The 64 houses built by the Las Vegas Land and Water Company, a business owned by the Los Angeles and Salt Lake Railroad -- later bought by Union Pacific Railroad -- were located downtown between Clark and Garces Avenues on 2nd, 3rd and 4th Streets.

“It was built between 1911 and 1914,” museum administrator Mark Hall-Patton said. “It was part of the earliest mass housing built in Las Vegas. In the early days, this is where you lived if you didn’t build your own home and you worked for the railroad. The railroad was the biggest employer.”

The concrete building was relocated from 521 S. 3rd St. to the museum’s Heritage Street.

It is not well-ventilated, and the restoration crew worked through the heat and the stagnant air to prepare the exhibit.

Living in this heat without air conditioning was a way of life in the early 1900s, Hall-Patton said. “That’s before air conditioning, so there is a little reality here,” he said.

Before the crew could enter the building, they don a disposable one-piece jumpsuit, covered from feet to head. The suit is made of a light, breathable material. Then they layer on a second jumpsuit. Tape around the ankles, gloves and a mask with a filter finish off their attire.

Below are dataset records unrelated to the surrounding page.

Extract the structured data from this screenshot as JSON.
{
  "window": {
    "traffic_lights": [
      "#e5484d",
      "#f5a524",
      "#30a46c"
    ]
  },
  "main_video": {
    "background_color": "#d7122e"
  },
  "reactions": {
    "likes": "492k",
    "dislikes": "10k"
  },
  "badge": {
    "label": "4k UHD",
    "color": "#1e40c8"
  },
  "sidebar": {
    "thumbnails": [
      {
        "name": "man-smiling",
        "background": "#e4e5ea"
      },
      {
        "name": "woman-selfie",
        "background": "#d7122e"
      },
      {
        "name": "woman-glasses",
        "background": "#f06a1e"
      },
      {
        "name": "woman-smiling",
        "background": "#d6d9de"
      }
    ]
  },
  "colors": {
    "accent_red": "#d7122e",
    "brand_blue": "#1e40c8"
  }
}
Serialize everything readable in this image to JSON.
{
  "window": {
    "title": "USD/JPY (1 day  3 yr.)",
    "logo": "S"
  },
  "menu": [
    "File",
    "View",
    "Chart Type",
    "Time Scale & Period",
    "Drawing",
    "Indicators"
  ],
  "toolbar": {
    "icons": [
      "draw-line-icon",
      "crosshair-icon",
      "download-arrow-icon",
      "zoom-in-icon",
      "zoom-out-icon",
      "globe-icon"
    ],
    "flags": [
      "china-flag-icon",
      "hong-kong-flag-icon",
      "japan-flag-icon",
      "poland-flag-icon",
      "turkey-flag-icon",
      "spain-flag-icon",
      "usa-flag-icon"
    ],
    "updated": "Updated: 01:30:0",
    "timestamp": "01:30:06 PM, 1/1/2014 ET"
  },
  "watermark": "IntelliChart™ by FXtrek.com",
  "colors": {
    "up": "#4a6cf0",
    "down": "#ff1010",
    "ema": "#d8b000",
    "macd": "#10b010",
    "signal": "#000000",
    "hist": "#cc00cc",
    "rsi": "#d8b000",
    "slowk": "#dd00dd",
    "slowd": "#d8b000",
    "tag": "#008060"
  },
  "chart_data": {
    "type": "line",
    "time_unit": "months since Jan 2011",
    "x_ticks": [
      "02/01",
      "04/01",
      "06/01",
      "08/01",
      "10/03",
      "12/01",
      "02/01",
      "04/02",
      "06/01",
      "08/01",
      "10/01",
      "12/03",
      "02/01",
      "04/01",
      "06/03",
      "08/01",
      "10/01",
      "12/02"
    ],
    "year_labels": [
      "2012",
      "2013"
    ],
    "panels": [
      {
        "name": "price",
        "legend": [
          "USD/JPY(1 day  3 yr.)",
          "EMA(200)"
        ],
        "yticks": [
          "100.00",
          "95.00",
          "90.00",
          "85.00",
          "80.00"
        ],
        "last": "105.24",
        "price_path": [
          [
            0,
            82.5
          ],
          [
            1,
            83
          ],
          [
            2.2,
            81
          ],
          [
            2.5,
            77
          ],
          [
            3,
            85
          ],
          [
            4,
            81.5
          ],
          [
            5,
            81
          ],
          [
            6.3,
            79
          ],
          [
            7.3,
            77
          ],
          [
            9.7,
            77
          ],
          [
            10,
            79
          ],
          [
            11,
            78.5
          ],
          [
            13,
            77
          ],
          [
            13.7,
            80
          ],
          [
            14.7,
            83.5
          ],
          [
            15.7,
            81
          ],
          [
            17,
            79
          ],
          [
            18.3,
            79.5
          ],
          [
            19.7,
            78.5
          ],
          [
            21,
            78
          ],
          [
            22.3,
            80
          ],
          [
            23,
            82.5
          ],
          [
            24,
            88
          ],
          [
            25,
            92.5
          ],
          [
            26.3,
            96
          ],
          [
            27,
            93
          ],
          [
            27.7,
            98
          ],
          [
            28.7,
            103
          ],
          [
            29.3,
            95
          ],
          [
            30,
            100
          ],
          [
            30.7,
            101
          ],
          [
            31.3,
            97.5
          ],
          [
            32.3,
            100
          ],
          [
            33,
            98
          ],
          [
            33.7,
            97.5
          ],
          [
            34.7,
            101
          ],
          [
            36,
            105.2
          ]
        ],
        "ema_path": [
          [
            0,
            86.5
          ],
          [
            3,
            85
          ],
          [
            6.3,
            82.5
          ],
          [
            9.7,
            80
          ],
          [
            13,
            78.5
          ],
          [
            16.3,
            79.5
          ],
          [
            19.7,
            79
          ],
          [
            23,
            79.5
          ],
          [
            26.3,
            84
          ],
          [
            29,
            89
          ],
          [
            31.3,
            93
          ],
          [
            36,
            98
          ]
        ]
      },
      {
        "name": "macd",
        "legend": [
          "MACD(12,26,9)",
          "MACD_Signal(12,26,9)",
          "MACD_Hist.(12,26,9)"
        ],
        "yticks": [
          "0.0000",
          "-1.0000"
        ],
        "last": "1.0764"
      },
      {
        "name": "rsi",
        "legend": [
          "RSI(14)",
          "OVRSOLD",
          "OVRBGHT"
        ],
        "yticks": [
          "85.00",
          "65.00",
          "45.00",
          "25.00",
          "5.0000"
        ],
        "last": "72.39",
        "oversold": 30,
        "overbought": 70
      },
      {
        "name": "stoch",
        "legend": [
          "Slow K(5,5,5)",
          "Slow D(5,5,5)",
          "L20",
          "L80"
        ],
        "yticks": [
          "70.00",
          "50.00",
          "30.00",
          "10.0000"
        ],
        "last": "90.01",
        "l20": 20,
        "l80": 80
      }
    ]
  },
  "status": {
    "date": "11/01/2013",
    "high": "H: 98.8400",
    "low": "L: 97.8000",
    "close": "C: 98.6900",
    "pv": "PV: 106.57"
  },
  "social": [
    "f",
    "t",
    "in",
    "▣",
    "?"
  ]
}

“We’re used to this already, that’s the fun part,” Joaquin Pineda, the supervisor for the project, said about the heat.

All of the employees of the local environmental company are trained in heat awareness and safety, according to A&B Environmental owner Michael Slough.

The crew starts their day with a five gallon jug of water for three people, and it is empty by the end of the day, he said.

This job is nicer than some for Slough and his crew.

“It’s kind of neat. It’s a part of history here in Vegas,” he said. “This is something we can look back at. A lot of what we do gets demolished and becomes a parking lot.”